# Arizona Conventions



## onico (Mar 25, 2011)

Hi there,
I was just wondering if anyone here knew about some Arizona furry conventions cuz I can't seem to find any. If anyone can provide me a list or a webpage of them I'd be most apreciative.

On another note if there are NO big conventions being held in the state of Arizone I would like to know how I can start some. I have no idea how it works and I was hoping that someone who puts on events wouldn't mind helping me out. Thank you very much for the help.


----------



## dinosaurdammit (Mar 25, 2011)

Arizona is too hot for furries.

As far as starting your own- try fur meets first. Find local furs and set up regular meetings. Gather enough- then rent a venue.


----------



## Aden (Mar 25, 2011)

I remember hearing the name ZonieCon, try looking that up


----------



## TrinityWolfess (Mar 25, 2011)

I only know one out here but we dont really hang out anymore since he got a girlfriend. So I'm all alone here in Yuma..


----------



## XxThe_WolfxX (Mar 26, 2011)

I herd the ZonieCon is coming back!

http://community.livejournal.com/zoniecon/449.html


----------



## Milo (Mar 26, 2011)

no way, furry cons here? D:


----------



## Dyluck (Mar 26, 2011)

I'll just leave this here.



XxThe_WolfxX said:


> I herd the ZonieCon is coming back!
> 
> http://community.livejournal.com/zoniecon/449.html


 
I've never heard of this before, although I don't exactly have my ear to the ground as far as furry conventions go.

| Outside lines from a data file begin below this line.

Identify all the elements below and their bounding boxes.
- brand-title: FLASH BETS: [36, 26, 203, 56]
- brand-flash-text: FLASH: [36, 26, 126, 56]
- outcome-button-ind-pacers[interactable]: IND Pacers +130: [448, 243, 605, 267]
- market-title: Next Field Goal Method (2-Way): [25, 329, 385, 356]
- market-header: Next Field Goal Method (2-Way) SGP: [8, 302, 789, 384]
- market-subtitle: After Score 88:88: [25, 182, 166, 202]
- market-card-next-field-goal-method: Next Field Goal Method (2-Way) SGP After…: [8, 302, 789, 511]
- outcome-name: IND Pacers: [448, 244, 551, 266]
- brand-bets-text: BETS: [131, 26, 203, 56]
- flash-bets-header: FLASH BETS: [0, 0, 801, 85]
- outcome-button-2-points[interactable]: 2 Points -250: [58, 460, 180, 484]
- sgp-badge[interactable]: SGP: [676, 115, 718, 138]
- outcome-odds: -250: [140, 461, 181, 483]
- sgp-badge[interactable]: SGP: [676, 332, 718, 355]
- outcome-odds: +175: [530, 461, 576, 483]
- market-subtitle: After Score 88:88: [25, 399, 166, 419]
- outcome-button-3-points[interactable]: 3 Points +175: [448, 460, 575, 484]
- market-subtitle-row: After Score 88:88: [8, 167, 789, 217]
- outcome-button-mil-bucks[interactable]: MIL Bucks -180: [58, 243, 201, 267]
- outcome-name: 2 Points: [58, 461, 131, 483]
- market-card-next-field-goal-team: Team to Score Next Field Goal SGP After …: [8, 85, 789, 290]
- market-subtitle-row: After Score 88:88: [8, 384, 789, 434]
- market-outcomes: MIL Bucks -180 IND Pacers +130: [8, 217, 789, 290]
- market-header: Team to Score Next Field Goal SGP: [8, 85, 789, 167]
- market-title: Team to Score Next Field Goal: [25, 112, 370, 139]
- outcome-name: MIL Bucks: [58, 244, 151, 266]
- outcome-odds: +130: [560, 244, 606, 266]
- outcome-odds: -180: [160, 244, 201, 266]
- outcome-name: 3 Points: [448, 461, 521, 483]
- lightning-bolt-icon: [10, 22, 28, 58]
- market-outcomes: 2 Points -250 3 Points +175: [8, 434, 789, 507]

Also, it would have to be in Tucson.  Not that I have any interest in going.


----------



## Aden (Mar 26, 2011)

Milo said:


> no way, furry cons here? D:


 
GET TO THE BUNKER

nah boyfriend and I will probably end up going
it's like the can't-go-to-AC consolation prize


----------



## Milo (Mar 26, 2011)

Dyluck said:


> I'll just leave this here.
> 
> 
> 
> ...


 
you mean you don't want to fursuit in the hot sun all day? :C


----------



## Dyluck (Mar 26, 2011)

Milo said:


> you mean you don't want to fursuit in the hot sun all day? :C


 
I don't want to fursuit.

Not very interested in doing anything in the hot sun, either.


----------



## Milo (Mar 26, 2011)

Dyluck said:


> I don't want to fursuit.
> 
> Not very interested in doing anything in the hot sun, either.


 
good luck not going outside between 5 am and 8 pm, EVER

but seriously, I dunno about fursuits... it seems like it would be fun to wear one though


----------



## dinosaurdammit (Mar 26, 2011)

Milo said:


> good luck not going outside between 5 am and 8 pm, EVER
> 
> but seriously, I dunno about fursuits... it seems like it would be fun to wear one though


 
Ice water cooling system with hoses and fans would be the only way to do it before 5pm here. Even after the sun goes down in tucson its hot as hell. The buildings radiate the heat.


----------



## Milo (Mar 26, 2011)

dinosaurdammit said:


> Ice water cooling system with hoses and fans would be the only way to do it before 5pm here. Even after the sun goes down in tucson its hot as hell. The buildings radiate the heat.


 
that's why it would be nice to have an actual fur con here, where there would be a ventilated room, unlike meet's where you end up outside in the park all day D:


----------



## Dyluck (Mar 26, 2011)

Milo said:


> good luck not going outside between 5 am and 8 pm, EVER


 
Working night shifts through the summer is pretty awiiiiiight~



dinosaurdammit said:


> Ice water cooling system with hoses and fans would be the only way to do it before 5pm here. Even after the sun goes down in tucson its hot as hell. The buildings radiate the heat.


 
It's like building a computer!


----------